Electrical synapses are omnipresent and yet hardly explored. They are part of the brain of almost every animal species, yet they remain usually invisible even under the electron microscope.
“Electrical synapses are like the dark matter of the brain,” says Alexander Borst, director at the MPI for Biological Intelligence, in foundation (i.f). Now a team from his department has published a study in Current Biology that has taken a closer look at this rarely explored brain component: In the brain of the fruit fly Drosophila, they were able to show that electrical synapses occur in almost all brain areas and can influence the function and stability of individual nerve cells.
Neurons communicate via synapses, small contact points at which chemical messengers transmit a stimulus from one cell to the next. We may remember this from biology class. However, that is not the whole story. In addition to the commonly known chemical synapses, there is a second, little-known type of synapse: the electrical synapse. “Electrical synapses are much rarer and are hard to detect with current methods. That’s why they have hardly been researched so far,” explains Georg Ammer, who has long been fascinated by these hidden cell connections. “In most animal brains, we therefore don’t know even basic things, such as where exactly electrical synapses occur or how they influence brain activity.”

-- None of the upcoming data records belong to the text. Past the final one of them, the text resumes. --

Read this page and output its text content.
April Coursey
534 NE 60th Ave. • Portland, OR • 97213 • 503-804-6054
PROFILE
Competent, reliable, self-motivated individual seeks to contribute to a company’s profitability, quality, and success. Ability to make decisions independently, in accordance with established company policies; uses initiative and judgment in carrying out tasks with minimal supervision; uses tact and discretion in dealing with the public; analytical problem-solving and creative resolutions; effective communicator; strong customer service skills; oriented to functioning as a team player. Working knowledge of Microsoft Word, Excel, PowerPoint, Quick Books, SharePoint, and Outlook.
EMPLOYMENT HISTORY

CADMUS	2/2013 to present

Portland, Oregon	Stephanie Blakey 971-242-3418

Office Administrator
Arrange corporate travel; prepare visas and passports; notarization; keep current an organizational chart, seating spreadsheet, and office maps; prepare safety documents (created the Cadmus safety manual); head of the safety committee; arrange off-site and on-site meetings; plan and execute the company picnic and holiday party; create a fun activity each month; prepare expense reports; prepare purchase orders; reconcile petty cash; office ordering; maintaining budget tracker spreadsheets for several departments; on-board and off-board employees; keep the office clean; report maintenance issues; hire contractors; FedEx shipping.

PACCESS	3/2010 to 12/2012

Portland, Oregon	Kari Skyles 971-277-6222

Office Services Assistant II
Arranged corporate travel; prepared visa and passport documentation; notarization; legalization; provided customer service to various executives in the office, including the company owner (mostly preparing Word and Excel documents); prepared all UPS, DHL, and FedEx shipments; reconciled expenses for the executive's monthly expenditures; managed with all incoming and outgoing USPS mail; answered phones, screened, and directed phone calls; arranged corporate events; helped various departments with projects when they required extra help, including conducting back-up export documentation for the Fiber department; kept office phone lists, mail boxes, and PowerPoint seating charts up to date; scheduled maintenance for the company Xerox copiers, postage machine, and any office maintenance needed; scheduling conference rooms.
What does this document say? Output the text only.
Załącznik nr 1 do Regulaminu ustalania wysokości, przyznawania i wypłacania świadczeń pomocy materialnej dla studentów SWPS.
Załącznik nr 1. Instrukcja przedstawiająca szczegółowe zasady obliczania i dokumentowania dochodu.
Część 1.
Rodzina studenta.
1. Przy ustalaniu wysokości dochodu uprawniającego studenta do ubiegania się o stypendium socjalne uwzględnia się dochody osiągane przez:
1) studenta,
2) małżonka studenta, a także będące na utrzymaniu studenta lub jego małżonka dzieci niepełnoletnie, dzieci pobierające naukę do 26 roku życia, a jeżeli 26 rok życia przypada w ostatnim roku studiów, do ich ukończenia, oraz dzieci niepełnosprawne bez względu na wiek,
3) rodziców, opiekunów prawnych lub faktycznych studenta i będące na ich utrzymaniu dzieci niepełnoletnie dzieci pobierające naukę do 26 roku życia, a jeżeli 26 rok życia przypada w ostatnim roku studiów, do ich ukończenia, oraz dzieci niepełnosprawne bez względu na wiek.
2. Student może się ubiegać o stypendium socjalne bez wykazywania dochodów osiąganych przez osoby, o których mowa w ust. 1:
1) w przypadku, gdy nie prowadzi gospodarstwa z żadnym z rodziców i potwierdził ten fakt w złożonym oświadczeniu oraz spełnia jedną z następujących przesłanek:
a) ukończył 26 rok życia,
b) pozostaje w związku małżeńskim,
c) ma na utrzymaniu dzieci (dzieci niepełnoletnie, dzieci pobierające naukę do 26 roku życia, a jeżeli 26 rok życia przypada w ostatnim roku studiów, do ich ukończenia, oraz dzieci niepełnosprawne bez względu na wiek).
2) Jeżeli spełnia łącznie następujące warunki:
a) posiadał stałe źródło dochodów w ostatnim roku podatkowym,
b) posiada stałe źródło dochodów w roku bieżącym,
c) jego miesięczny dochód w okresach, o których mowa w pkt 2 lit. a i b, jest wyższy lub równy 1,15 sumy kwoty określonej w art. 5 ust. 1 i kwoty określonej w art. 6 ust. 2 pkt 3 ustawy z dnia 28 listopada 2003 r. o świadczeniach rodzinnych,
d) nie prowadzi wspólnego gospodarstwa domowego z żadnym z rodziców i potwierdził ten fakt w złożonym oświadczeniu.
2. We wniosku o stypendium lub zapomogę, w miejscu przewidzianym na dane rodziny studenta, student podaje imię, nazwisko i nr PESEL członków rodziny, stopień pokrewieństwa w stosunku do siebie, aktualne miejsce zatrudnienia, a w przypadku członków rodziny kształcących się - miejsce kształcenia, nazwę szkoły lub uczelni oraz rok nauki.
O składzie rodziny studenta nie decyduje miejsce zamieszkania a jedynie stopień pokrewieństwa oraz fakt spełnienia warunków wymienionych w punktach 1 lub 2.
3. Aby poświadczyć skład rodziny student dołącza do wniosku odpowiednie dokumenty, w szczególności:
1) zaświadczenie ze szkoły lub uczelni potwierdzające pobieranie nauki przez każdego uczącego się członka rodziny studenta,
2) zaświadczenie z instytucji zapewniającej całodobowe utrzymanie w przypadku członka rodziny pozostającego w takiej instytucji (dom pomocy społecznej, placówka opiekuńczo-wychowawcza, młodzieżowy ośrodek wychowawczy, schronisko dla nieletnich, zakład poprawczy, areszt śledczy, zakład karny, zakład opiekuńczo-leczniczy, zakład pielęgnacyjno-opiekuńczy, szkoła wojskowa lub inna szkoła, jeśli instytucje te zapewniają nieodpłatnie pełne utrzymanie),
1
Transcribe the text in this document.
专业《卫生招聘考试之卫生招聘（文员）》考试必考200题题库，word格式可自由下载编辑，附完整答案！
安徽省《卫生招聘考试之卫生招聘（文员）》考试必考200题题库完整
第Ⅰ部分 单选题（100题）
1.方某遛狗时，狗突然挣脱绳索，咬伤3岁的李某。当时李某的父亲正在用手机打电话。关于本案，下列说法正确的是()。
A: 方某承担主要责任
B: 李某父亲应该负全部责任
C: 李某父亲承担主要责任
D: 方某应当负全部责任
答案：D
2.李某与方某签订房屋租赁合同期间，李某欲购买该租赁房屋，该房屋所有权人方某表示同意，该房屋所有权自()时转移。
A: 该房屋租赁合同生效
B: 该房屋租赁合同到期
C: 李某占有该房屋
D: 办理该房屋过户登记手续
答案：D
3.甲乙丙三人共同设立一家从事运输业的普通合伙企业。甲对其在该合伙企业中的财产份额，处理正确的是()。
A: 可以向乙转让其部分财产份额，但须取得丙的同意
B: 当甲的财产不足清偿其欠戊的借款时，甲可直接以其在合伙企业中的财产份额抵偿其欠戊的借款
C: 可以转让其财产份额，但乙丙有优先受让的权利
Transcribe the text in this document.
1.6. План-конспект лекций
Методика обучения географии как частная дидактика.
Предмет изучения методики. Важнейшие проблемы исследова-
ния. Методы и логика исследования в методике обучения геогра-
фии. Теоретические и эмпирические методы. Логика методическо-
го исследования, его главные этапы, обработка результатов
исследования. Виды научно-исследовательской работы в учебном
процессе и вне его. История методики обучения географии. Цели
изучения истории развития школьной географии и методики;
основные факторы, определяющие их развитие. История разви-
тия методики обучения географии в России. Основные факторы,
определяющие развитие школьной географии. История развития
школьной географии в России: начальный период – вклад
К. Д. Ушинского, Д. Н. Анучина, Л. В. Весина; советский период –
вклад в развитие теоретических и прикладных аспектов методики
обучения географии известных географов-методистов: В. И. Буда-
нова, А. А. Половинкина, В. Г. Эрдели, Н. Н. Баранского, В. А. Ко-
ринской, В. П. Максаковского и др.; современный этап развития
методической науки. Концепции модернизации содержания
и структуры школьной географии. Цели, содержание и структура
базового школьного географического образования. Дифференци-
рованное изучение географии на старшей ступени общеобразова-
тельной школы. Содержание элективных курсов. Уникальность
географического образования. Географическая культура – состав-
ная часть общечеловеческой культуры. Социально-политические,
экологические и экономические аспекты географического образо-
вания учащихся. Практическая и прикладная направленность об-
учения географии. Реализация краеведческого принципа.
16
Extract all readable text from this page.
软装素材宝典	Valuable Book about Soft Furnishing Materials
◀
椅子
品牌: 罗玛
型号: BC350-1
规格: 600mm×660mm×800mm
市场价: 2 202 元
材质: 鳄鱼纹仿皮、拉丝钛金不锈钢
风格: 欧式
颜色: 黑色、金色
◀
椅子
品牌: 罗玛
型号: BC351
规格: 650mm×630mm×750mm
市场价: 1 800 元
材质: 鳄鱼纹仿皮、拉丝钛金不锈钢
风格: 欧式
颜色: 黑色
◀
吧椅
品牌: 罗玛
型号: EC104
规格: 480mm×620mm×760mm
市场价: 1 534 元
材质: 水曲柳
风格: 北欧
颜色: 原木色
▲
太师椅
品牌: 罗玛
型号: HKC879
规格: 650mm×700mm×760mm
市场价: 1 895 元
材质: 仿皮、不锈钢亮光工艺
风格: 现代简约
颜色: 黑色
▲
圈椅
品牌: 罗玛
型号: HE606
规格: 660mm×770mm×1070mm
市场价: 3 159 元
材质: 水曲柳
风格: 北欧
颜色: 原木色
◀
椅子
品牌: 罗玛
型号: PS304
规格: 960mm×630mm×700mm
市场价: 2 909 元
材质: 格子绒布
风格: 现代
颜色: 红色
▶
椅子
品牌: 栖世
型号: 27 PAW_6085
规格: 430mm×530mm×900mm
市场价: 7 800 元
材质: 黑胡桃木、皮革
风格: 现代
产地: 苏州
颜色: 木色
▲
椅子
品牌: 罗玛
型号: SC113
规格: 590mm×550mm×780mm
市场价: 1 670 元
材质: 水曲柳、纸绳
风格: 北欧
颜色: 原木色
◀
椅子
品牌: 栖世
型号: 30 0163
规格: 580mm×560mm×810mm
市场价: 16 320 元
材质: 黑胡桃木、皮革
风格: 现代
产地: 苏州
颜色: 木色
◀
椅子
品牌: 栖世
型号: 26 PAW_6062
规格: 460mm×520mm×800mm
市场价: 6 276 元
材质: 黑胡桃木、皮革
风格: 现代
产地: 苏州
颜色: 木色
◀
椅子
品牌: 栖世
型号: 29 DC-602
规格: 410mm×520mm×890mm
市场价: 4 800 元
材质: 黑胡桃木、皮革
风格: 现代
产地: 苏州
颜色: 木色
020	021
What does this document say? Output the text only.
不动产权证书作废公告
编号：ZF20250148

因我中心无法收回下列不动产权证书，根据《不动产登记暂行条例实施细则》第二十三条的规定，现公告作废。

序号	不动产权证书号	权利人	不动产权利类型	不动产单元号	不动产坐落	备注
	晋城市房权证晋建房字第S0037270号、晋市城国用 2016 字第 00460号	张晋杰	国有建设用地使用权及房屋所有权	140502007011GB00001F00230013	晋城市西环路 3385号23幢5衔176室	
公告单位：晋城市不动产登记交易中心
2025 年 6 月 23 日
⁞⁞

An electrical synapse connects two neurons directly, allowing the electrical current that neurons use to communicate, to flow from one cell to the next without a detour. Except in echinoderms, this particular type of synapse occurs in the brain of every animal species studied so far. “Electrical synapses must therefore have important functions; we just do not know which ones,” says Georg Ammer.
Distribution in the brain
To track down these functions, Ammer and his two colleagues, Renée Vieira and Sandra Fendl, labeled an important protein building block of electrical synapses. In the brains of fruit flies, they were thus able to show that electrical synapses do not occur in all nerve cells, but in almost all areas of the brain. By selectively switching off the electrical synapses in the area of visual processing, the researchers could show that the affected neurons’ reaction to certain stimuli is much weaker. Furthermore, without electrical synapses, some nerve cell types became unstable and began to oscillate spontaneously.